Ulumbi Naletwa was the first woman from Mng’anda village to join the World Encounter microloan program. In order to be in one of the lending circles, Ulumbi had to travel to Nkungi, which is more than 12 miles from Mng’anda. Ulumbi did not have a vehicle, so it was difficult for her to make the trip.
However, she was determined to succeed and understood the meetings were vital to her success. Throughout Ulumbi’s three-year loan cycle she had better attendance than some of the women living in Nkungi.
Ulumbi recalls one of those monthly meetings in particular, “there were several women from America visiting. I learned from these women the importance of putting my capital towards my businesses and only spending profits. I also learned the importance of having more than one business.”
Ulumbi put these lessons to work for her and thrived!
“With my first loan of 60,000 shillings I purchased land for a garden. In the garden, I grew cabbage and spinach and sold the vegetables at the market. I also began buying decorative baskets from Nkungi and selling them at our local markets. After all my hard work, I was able to use my profits to purchase new couches for our home,” Ulumbi said proudly.
Ulumbi put her second loan of 90,000 shillings towards commodity trading. She began buying and selling corn and sunflowers in small 20 liter containers for 4,000 shillings each. Once she had six of these 20 liter containers, she would bag them and sell the larger bags of corn and sunflowers for 40,000 shillings. Eventually, she sold enough bags to have profits of over 400,000 shillings. Ulumbi used these profits to purchase her first knitting machine.
Knitting is a skill Ulumbi learned from a woman in her neighborhood. With the knitting machine Ulumbi planned to make school uniforms. However, the machine she bought broke not too long after she purchased it. Ulumbi was determined though and knew this could be a profitable endeavor considering all the schools in the surrounding villages require uniforms. When she received her third loan of 150,000 shillings, Ulumbi used it along with other savings to buy her second knitting machine.

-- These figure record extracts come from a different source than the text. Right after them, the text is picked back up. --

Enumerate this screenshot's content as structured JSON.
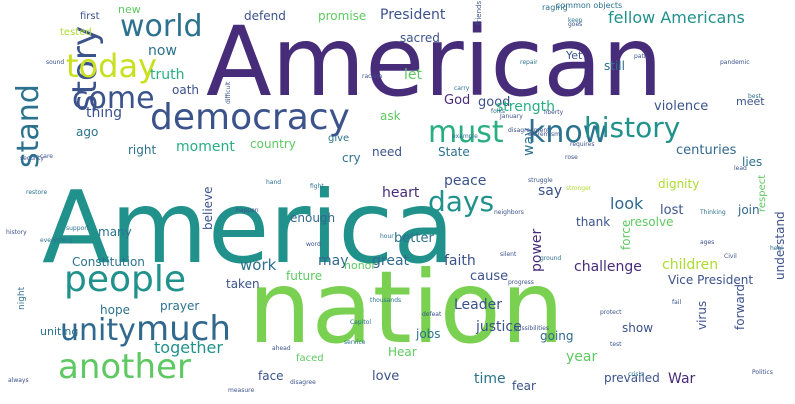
{
  "palette": {
    "dark_purple": "#472c7a",
    "indigo": "#3b528b",
    "slate_blue": "#31688e",
    "steel_blue": "#2c728e",
    "teal": "#21918c",
    "sea_green": "#28ae80",
    "green": "#5ec962",
    "lime": "#addc30",
    "yellow_green": "#c8e020",
    "background": "#ffffff"
  },
  "words": [
    {
      "text": "America",
      "color": "#21918c",
      "size": 100
    },
    {
      "text": "American",
      "color": "#472c7a",
      "size": 96
    },
    {
      "text": "nation",
      "color": "#7ad151",
      "size": 100
    },
    {
      "text": "democracy",
      "color": "#3b528b",
      "size": 36
    },
    {
      "text": "people",
      "color": "#21918c",
      "size": 36
    },
    {
      "text": "story",
      "color": "#3b528b",
      "size": 34
    },
    {
      "text": "stand",
      "color": "#2c728e",
      "size": 30
    },
    {
      "text": "today",
      "color": "#c8e020",
      "size": 32
    },
    {
      "text": "world",
      "color": "#2c728e",
      "size": 30
    },
    {
      "text": "come",
      "color": "#3b528b",
      "size": 30
    },
    {
      "text": "unity",
      "color": "#31688e",
      "size": 30
    },
    {
      "text": "much",
      "color": "#31688e",
      "size": 34
    },
    {
      "text": "another",
      "color": "#5ec962",
      "size": 34
    },
    {
      "text": "must",
      "color": "#28ae80",
      "size": 30
    },
    {
      "text": "know",
      "color": "#2c728e",
      "size": 30
    },
    {
      "text": "history",
      "color": "#21918c",
      "size": 28
    },
    {
      "text": "days",
      "color": "#21918c",
      "size": 28
    },
    {
      "text": "fellow Americans",
      "color": "#21918c",
      "size": 16
    },
    {
      "text": "President",
      "color": "#3b528b",
      "size": 14
    },
    {
      "text": "defend",
      "color": "#3b528b",
      "size": 12
    },
    {
      "text": "promise",
      "color": "#5ec962",
      "size": 12
    },
    {
      "text": "new",
      "color": "#5ec962",
      "size": 11
    },
    {
      "text": "first",
      "color": "#3b528b",
      "size": 10
    },
    {
      "text": "tested",
      "color": "#addc30",
      "size": 10
    },
    {
      "text": "common objects",
      "color": "#2c728e",
      "size": 8
    },
    {
      "text": "now",
      "color": "#2c728e",
      "size": 14
    },
    {
      "text": "truth",
      "color": "#28ae80",
      "size": 14
    },
    {
      "text": "thing",
      "color": "#3b528b",
      "size": 14
    },
    {
      "text": "oath",
      "color": "#3b528b",
      "size": 12
    },
    {
      "text": "ago",
      "color": "#2c728e",
      "size": 12
    },
    {
      "text": "right",
      "color": "#2c728e",
      "size": 12
    },
    {
      "text": "moment",
      "color": "#28ae80",
      "size": 14
    },
    {
      "text": "country",
      "color": "#5ec962",
      "size": 12
    },
    {
      "text": "give",
      "color": "#2c728e",
      "size": 10
    },
    {
      "text": "cry",
      "color": "#2c728e",
      "size": 12
    },
    {
      "text": "sacred",
      "color": "#3b528b",
      "size": 12
    },
    {
      "text": "let",
      "color": "#5ec962",
      "size": 14
    },
    {
      "text": "God",
      "color": "#472c7a",
      "size": 13
    },
    {
      "text": "good",
      "color": "#3b528b",
      "size": 13
    },
    {
      "text": "ask",
      "color": "#5ec962",
      "size": 12
    },
    {
      "text": "strength",
      "color": "#28ae80",
      "size": 14
    },
    {
      "text": "still",
      "color": "#2c728e",
      "size": 12
    },
    {
      "text": "Yet",
      "color": "#3b528b",
      "size": 11
    },
    {
      "text": "violence",
      "color": "#3b528b",
      "size": 13
    },
    {
      "text": "meet",
      "color": "#3b528b",
      "size": 11
    },
    {
      "text": "need",
      "color": "#3b528b",
      "size": 12
    },
    {
      "text": "State",
      "color": "#2c728e",
      "size": 12
    },
    {
      "text": "centuries",
      "color": "#31688e",
      "size": 13
    },
    {
      "text": "way",
      "color": "#2c728e",
      "size": 14
    },
    {
      "text": "peace",
      "color": "#3b528b",
      "size": 14
    },
    {
      "text": "say",
      "color": "#3b528b",
      "size": 14
    },
    {
      "text": "dignity",
      "color": "#addc30",
      "size": 12
    },
    {
      "text": "lost",
      "color": "#3b528b",
      "size": 13
    },
    {
      "text": "join",
      "color": "#31688e",
      "size": 12
    },
    {
      "text": "lies",
      "color": "#2c728e",
      "size": 12
    },
    {
      "text": "look",
      "color": "#31688e",
      "size": 16
    },
    {
      "text": "heart",
      "color": "#472c7a",
      "size": 14
    },
    {
      "text": "enough",
      "color": "#31688e",
      "size": 12
    },
    {
      "text": "thank",
      "color": "#3b528b",
      "size": 12
    },
    {
      "text": "resolve",
      "color": "#5ec962",
      "size": 12
    },
    {
      "text": "believe",
      "color": "#3b528b",
      "size": 12
    },
    {
      "text": "many",
      "color": "#2c728e",
      "size": 12
    },
    {
      "text": "better",
      "color": "#2c728e",
      "size": 13
    },
    {
      "text": "faith",
      "color": "#3b528b",
      "size": 14
    },
    {
      "text": "may",
      "color": "#31688e",
      "size": 14
    },
    {
      "text": "great",
      "color": "#31688e",
      "size": 14
    },
    {
      "text": "work",
      "color": "#2c728e",
      "size": 15
    },
    {
      "text": "Constitution",
      "color": "#2c728e",
      "size": 12
    },
    {
      "text": "taken",
      "color": "#3b528b",
      "size": 12
    },
    {
      "text": "future",
      "color": "#5ec962",
      "size": 12
    },
    {
      "text": "honor",
      "color": "#5ec962",
      "size": 11
    },
    {
      "text": "cause",
      "color": "#3b528b",
      "size": 13
    },
    {
      "text": "challenge",
      "color": "#472c7a",
      "size": 14
    },
    {
      "text": "children",
      "color": "#addc30",
      "size": 14
    },
    {
      "text": "Vice President",
      "color": "#3b528b",
      "size": 12
    },
    {
      "text": "power",
      "color": "#472c7a",
      "size": 14
    },
    {
      "text": "Leader",
      "color": "#3b528b",
      "size": 14
    },
    {
      "text": "justice",
      "color": "#3b528b",
      "size": 14
    },
    {
      "text": "hope",
      "color": "#2c728e",
      "size": 12
    },
    {
      "text": "prayer",
      "color": "#2c728e",
      "size": 12
    },
    {
      "text": "uniting",
      "color": "#2c728e",
      "size": 11
    },
    {
      "text": "jobs",
      "color": "#2c728e",
      "size": 12
    },
    {
      "text": "going",
      "color": "#31688e",
      "size": 12
    },
    {
      "text": "show",
      "color": "#3b528b",
      "size": 12
    },
    {
      "text": "force",
      "color": "#5ec962",
      "size": 12
    },
    {
      "text": "together",
      "color": "#21918c",
      "size": 16
    },
    {
      "text": "face",
      "color": "#3b528b",
      "size": 12
    },
    {
      "text": "love",
      "color": "#3b528b",
      "size": 13
    },
    {
      "text": "time",
      "color": "#2c728e",
      "size": 14
    },
    {
      "text": "Hear",
      "color": "#5ec962",
      "size": 12
    },
    {
      "text": "year",
      "color": "#5ec962",
      "size": 14
    },
    {
      "text": "fear",
      "color": "#3b528b",
      "size": 12
    },
    {
      "text": "prevailed",
      "color": "#3b528b",
      "size": 12
    },
    {
      "text": "War",
      "color": "#472c7a",
      "size": 14
    },
    {
      "text": "virus",
      "color": "#3b528b",
      "size": 12
    },
    {
      "text": "forward",
      "color": "#3b528b",
      "size": 12
    },
    {
      "text": "understand",
      "color": "#3b528b",
      "size": 12
    },
    {
      "text": "respect",
      "color": "#5ec962",
      "size": 10
    },
    {
      "text": "night",
      "color": "#2c728e",
      "size": 9
    },
    {
      "text": "faced",
      "color": "#5ec962",
      "size": 10
    },
    {
      "text": "friends",
      "color": "#3b528b",
      "size": 7
    },
    {
      "text": "raging",
      "color": "#2c728e",
      "size": 8
    },
    {
      "text": "racism",
      "color": "#3b528b",
      "size": 6
    },
    {
      "text": "repair",
      "color": "#2c728e",
      "size": 6
    },
    {
      "text": "January",
      "color": "#3b528b",
      "size": 6
    },
    {
      "text": "liberty",
      "color": "#3b528b",
      "size": 6
    },
    {
      "text": "struggle",
      "color": "#3b528b",
      "size": 6
    },
    {
      "text": "stronger",
      "color": "#addc30",
      "size": 6
    },
    {
      "text": "Thinking",
      "color": "#2c728e",
      "size": 6
    },
    {
      "text": "Civil",
      "color": "#3b528b",
      "size": 6
    },
    {
      "text": "possibilities",
      "color": "#3b528b",
      "size": 6
    },
    {
      "text": "Capitol",
      "color": "#2c728e",
      "size": 6
    },
    {
      "text": "support",
      "color": "#2c728e",
      "size": 6
    },
    {
      "text": "everything",
      "color": "#2c728e",
      "size": 6
    },
    {
      "text": "disagree",
      "color": "#3b528b",
      "size": 6
    },
    {
      "text": "measure",
      "color": "#3b528b",
      "size": 6
    },
    {
      "text": "difficult",
      "color": "#3b528b",
      "size": 6
    },
    {
      "text": "ground",
      "color": "#2c728e",
      "size": 6
    },
    {
      "text": "thousands",
      "color": "#2c728e",
      "size": 6
    },
    {
      "text": "defeat",
      "color": "#3b528b",
      "size": 6
    },
    {
      "text": "example",
      "color": "#2c728e",
      "size": 6
    },
    {
      "text": "hand",
      "color": "#2c728e",
      "size": 6
    },
    {
      "text": "fight",
      "color": "#2c728e",
      "size": 6
    },
    {
      "text": "security",
      "color": "#3b528b",
      "size": 6
    },
    {
      "text": "happen",
      "color": "#3b528b",
      "size": 6
    },
    {
      "text": "requires",
      "color": "#3b528b",
      "size": 6
    },
    {
      "text": "sound",
      "color": "#3b528b",
      "size": 6
    },
    {
      "text": "ahead",
      "color": "#3b528b",
      "size": 6
    },
    {
      "text": "Politics",
      "color": "#3b528b",
      "size": 6
    },
    {
      "text": "service",
      "color": "#2c728e",
      "size": 6
    },
    {
      "text": "protect",
      "color": "#3b528b",
      "size": 6
    },
    {
      "text": "hour",
      "color": "#2c728e",
      "size": 6
    },
    {
      "text": "progress",
      "color": "#3b528b",
      "size": 6
    },
    {
      "text": "silent",
      "color": "#3b528b",
      "size": 6
    },
    {
      "text": "test",
      "color": "#3b528b",
      "size": 6
    },
    {
      "text": "crisis",
      "color": "#2c728e",
      "size": 6
    },
    {
      "text": "heal",
      "color": "#2c728e",
      "size": 6
    },
    {
      "text": "ages",
      "color": "#3b528b",
      "size": 6
    },
    {
      "text": "history",
      "color": "#3b528b",
      "size": 6
    },
    {
      "text": "pandemic",
      "color": "#3b528b",
      "size": 6
    },
    {
      "text": "best",
      "color": "#2c728e",
      "size": 6
    },
    {
      "text": "goes",
      "color": "#3b528b",
      "size": 6
    },
    {
      "text": "word",
      "color": "#3b528b",
      "size": 6
    },
    {
      "text": "path",
      "color": "#3b528b",
      "size": 6
    },
    {
      "text": "fail",
      "color": "#3b528b",
      "size": 6
    },
    {
      "text": "neighbors",
      "color": "#3b528b",
      "size": 6
    },
    {
      "text": "disagreement",
      "color": "#3b528b",
      "size": 6
    },
    {
      "text": "restore",
      "color": "#2c728e",
      "size": 6
    },
    {
      "text": "always",
      "color": "#3b528b",
      "size": 6
    },
    {
      "text": "care",
      "color": "#3b528b",
      "size": 6
    },
    {
      "text": "lead",
      "color": "#3b528b",
      "size": 6
    },
    {
      "text": "keep",
      "color": "#2c728e",
      "size": 6
    },
    {
      "text": "carry",
      "color": "#2c728e",
      "size": 6
    },
    {
      "text": "folks",
      "color": "#2c728e",
      "size": 6
    },
    {
      "text": "extremism",
      "color": "#3b528b",
      "size": 6
    },
    {
      "text": "rose",
      "color": "#3b528b",
      "size": 6
    }
  ]
}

On Fridays and Saturdays, Ulumbi, loads up all her knitted goods and hauls them to the local markets in Mng’anda and Nkungi. Ulumbi used to ride a bicycle to these markets along with a huge burlap bag stuffed with sweaters, shirts, and pants. As you can imagine, this was tiring, difficult and made Ulumbi’s legs sore. Recently, she purchased a motorcycle, and life has become much easier! Now, her husband gives her rides back and forth to the markets on the motorcycle.
“Knitting continues to be my most profitable business. I’ve been able to purchase three cows for our farm, and recently I’ve purchased dinnerware for people to rent for special occasions,” explained Ulumbi.
At this point, Ulumbi is proud to have 1.5 million shillings in capital.
Ulumbi’s next goal is to buy a plot of land in one of the larger villages, either Nkungi or Mkalama with the intention to build a house that she will eventually rent out.
Life prior to the first loan was challenging and Ulumbi says they had a low standard of living. Since World Encounter, Ulumbi and her family have prospered well, but her proudest accomplishment is that she has been able to send all seven of her children to school! Ulumbi is thankful for the World Encounter loans and continued support.